O ESTADÃO - 29/11
A concessão do maior financiamento da história do Banco Nacional de Desenvolvimento Econômico e Social (BNDES) para o Consórcio Norte Energia - responsável pela construção da Usina Hidrelétrica de Belo Monte, no Rio Xingu -, embora prevista contratualmente, confirma a interpretação de que o leilão dessa usina, anunciado como a forma ideal para atrair capitais privados e baratear custos de construção e de geração de energia elétrica, não passou de um embuste político.
Já por ocasião do leilão, em abril de 2010, era evidente para as empresas privadas experientes que as condições exigidas dos interessados - preço máximo da energia, custo das obras, prazos, além de eventuais restrições ambientais - não recomendavam sua participação na disputa. Mesmo assim, o governo Lula, por razões políticas - era um ano eleitoral -, manteve o leilão. Para realizá-lo com a participação de empresas privadas, anunciou empréstimos generosos do BNDES, que agora se concretizam, e deduções do Imposto de Renda. Mesmo assim, teve de forçar empresas estatais a liderar a constituição de dois consórcios, para dar a impressão de disputa.
Em ambos, era notória a presença estatal. Num deles, o Belo Monte Energia, duas estatais da área energética (Furnas e Eletrosul) respondiam por 49% da composição; em outro, o Norte Energia, a Chesf detinha exatamente 49,98% do capital, o que teoricamente não lhe assegurava o controle. Venceu o liderado pela Chesf, que em sua composição tinha também sete empresas privadas, quase todas da área de construção. As vendas de participações ocorridas desde então ampliaram ainda mais a porcentagem de recursos públicos na Norte Energia.
As construtoras privadas saíram do consórcio. Empresas privadas ou não estatais brasileiras como Neoenergia, Vale e a siderúrgica Sinobrás participam dele.
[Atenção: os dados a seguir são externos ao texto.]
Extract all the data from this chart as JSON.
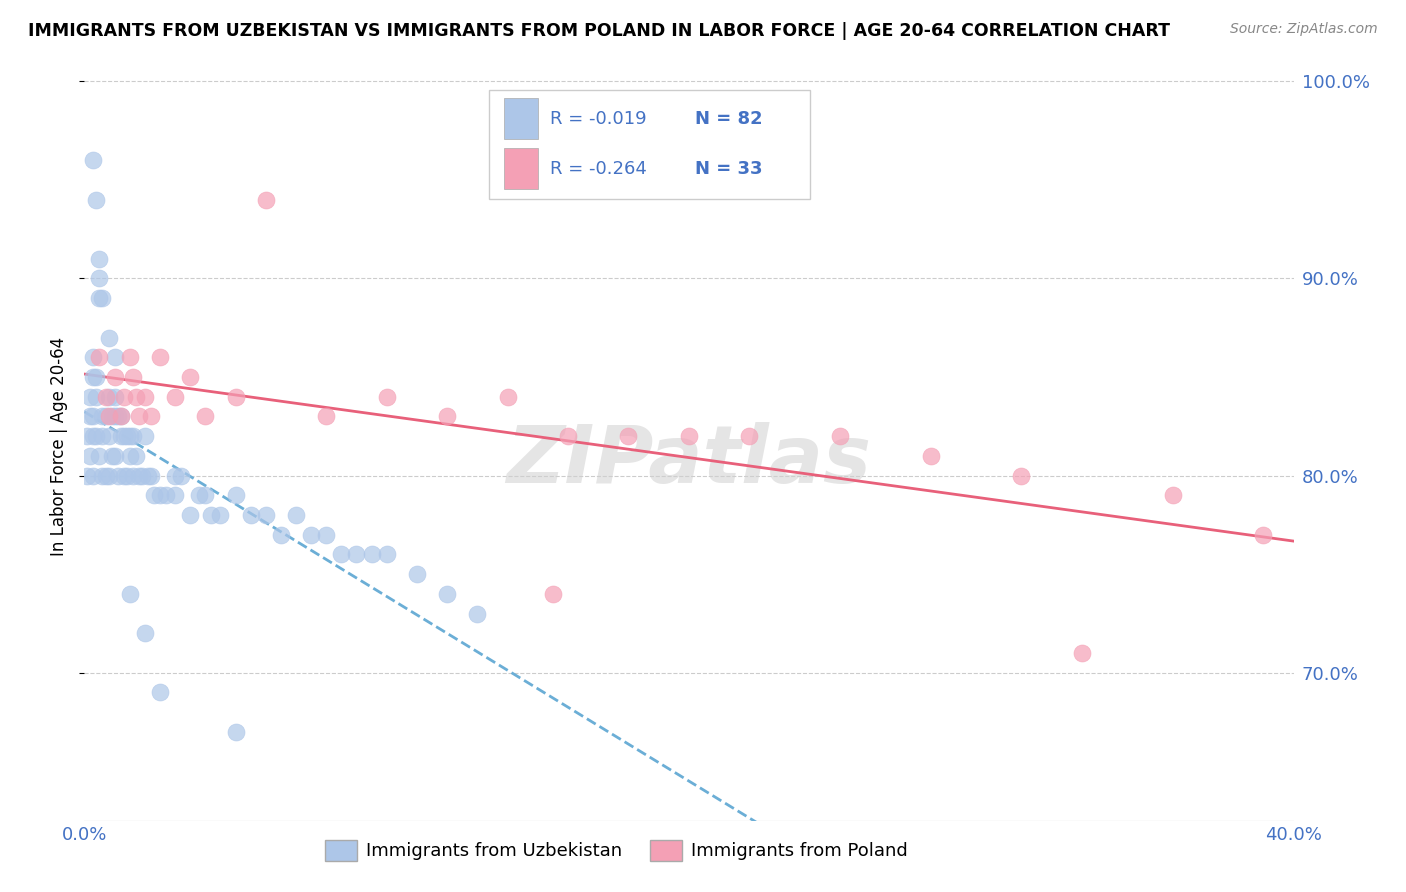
{
  "title": "IMMIGRANTS FROM UZBEKISTAN VS IMMIGRANTS FROM POLAND IN LABOR FORCE | AGE 20-64 CORRELATION CHART",
  "source": "Source: ZipAtlas.com",
  "ylabel": "In Labor Force | Age 20-64",
  "xlim": [
    0.0,
    0.4
  ],
  "ylim": [
    0.625,
    1.005
  ],
  "yticks": [
    1.0,
    0.9,
    0.8,
    0.7
  ],
  "ytick_labels": [
    "100.0%",
    "90.0%",
    "80.0%",
    "70.0%"
  ],
  "xtick_positions": [
    0.0,
    0.05,
    0.1,
    0.15,
    0.2,
    0.25,
    0.3,
    0.35,
    0.4
  ],
  "xtick_labels": [
    "0.0%",
    "",
    "",
    "",
    "",
    "",
    "",
    "",
    "40.0%"
  ],
  "series1_color": "#adc6e8",
  "series2_color": "#f4a0b5",
  "series1_label": "Immigrants from Uzbekistan",
  "series2_label": "Immigrants from Poland",
  "series1_R": "-0.019",
  "series1_N": "82",
  "series2_R": "-0.264",
  "series2_N": "33",
  "series1_trendline_color": "#6baed6",
  "series2_trendline_color": "#e8607a",
  "legend_text_color": "#4472c4",
  "watermark": "ZIPatlas",
  "uzb_x": [
    0.001,
    0.001,
    0.002,
    0.002,
    0.002,
    0.003,
    0.003,
    0.003,
    0.003,
    0.003,
    0.004,
    0.004,
    0.004,
    0.005,
    0.005,
    0.005,
    0.006,
    0.006,
    0.006,
    0.007,
    0.007,
    0.008,
    0.008,
    0.008,
    0.009,
    0.009,
    0.01,
    0.01,
    0.01,
    0.011,
    0.011,
    0.012,
    0.012,
    0.013,
    0.013,
    0.014,
    0.014,
    0.015,
    0.015,
    0.016,
    0.016,
    0.017,
    0.018,
    0.019,
    0.02,
    0.021,
    0.022,
    0.023,
    0.025,
    0.027,
    0.03,
    0.03,
    0.032,
    0.035,
    0.038,
    0.04,
    0.042,
    0.045,
    0.05,
    0.055,
    0.06,
    0.065,
    0.07,
    0.075,
    0.08,
    0.085,
    0.09,
    0.095,
    0.1,
    0.11,
    0.12,
    0.13,
    0.003,
    0.004,
    0.005,
    0.006,
    0.008,
    0.01,
    0.015,
    0.02,
    0.025,
    0.05
  ],
  "uzb_y": [
    0.82,
    0.8,
    0.84,
    0.83,
    0.81,
    0.86,
    0.85,
    0.83,
    0.82,
    0.8,
    0.85,
    0.84,
    0.82,
    0.9,
    0.89,
    0.81,
    0.83,
    0.82,
    0.8,
    0.83,
    0.8,
    0.84,
    0.82,
    0.8,
    0.83,
    0.81,
    0.84,
    0.83,
    0.81,
    0.83,
    0.8,
    0.83,
    0.82,
    0.82,
    0.8,
    0.82,
    0.8,
    0.82,
    0.81,
    0.82,
    0.8,
    0.81,
    0.8,
    0.8,
    0.82,
    0.8,
    0.8,
    0.79,
    0.79,
    0.79,
    0.8,
    0.79,
    0.8,
    0.78,
    0.79,
    0.79,
    0.78,
    0.78,
    0.79,
    0.78,
    0.78,
    0.77,
    0.78,
    0.77,
    0.77,
    0.76,
    0.76,
    0.76,
    0.76,
    0.75,
    0.74,
    0.73,
    0.96,
    0.94,
    0.91,
    0.89,
    0.87,
    0.86,
    0.74,
    0.72,
    0.69,
    0.67
  ],
  "pol_x": [
    0.005,
    0.007,
    0.008,
    0.01,
    0.012,
    0.013,
    0.015,
    0.016,
    0.017,
    0.018,
    0.02,
    0.022,
    0.025,
    0.03,
    0.035,
    0.04,
    0.05,
    0.06,
    0.08,
    0.1,
    0.12,
    0.14,
    0.155,
    0.16,
    0.18,
    0.2,
    0.22,
    0.25,
    0.28,
    0.31,
    0.33,
    0.36,
    0.39
  ],
  "pol_y": [
    0.86,
    0.84,
    0.83,
    0.85,
    0.83,
    0.84,
    0.86,
    0.85,
    0.84,
    0.83,
    0.84,
    0.83,
    0.86,
    0.84,
    0.85,
    0.83,
    0.84,
    0.94,
    0.83,
    0.84,
    0.83,
    0.84,
    0.74,
    0.82,
    0.82,
    0.82,
    0.82,
    0.82,
    0.81,
    0.8,
    0.71,
    0.79,
    0.77
  ]
}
Mas a entrada da Eletronorte, responsável pelos estudos de viabilidade da Usina de Belo Monte, da Eletrobrás (controladora da Eletronorte e da Chesf) e de fundos de pensão de estatais, como o Funcef (dos funcionários da Caixa Econômica Federal) - que há dois meses ampliou para 10% sua participação no consórcio, com a compra da participação de uma construtora privada - e o Petros (dos funcionários da Petrobrás), o tornam um empreendimento nitidamente estatal.
O empréstimo recorde do BNDES, no valor de R$ 22,5 bilhões, representa 78% do atual custo previsto da obra, de R$ 28,9 bilhões (recorde-se que, inicialmente, o custo total era estimado em R$ 19,6 bilhões, considerado irreal por empresas especializadas em construção de usinas hidrelétricas). O valor corresponde a mais do dobro dos empréstimos concedidos às duas hidrelétricas em construção no Rio Madeira (Santo Antônio e Jirau), que, juntas, obtiveram financiamento de R$ 15,6 bilhões.
Canalizado para um empreendimento estatal, o empréstimo à Norte Energia - embora esteja dentro das limitações legais de operação do banco, como a de a operação não ultrapassar o equivalente a 25% do patrimônio de referência, isto é, R$ 23,06 bilhões - reduz substancialmente a disponibilidade de recursos que a instituição pode oferecer para empresas privadas que necessitam modernizar suas instalações ou ampliar seu parque produtivo, para aumentar sua competitividade.
O financiamento gigantesco concedido pelo BNDES é mais um item polêmico que se soma aos muitos envolvendo Belo Monte. Até a realização do leilão, o projeto era questionado na Justiça sob o argumento de que comunidades indígenas não tinham sido consultadas.
Igualmente o modelo de geração adotado em Belo Monte - de fio d"água, que não exige grandes reservatórios - tem sido criticado, pois assegurará a geração média equivalente a 40% de sua capacidade total, inferior à média de 55% de outras usinas hidrelétricas construídas de acordo com o modelo tradicional.
Há pouco, reações violentas dos trabalhadores envolvidos em sua construção forçaram a paralisação das obras. Mesmo assim, o consórcio garante que a primeira unidade geradora entrará em operação em fevereiro de 2015.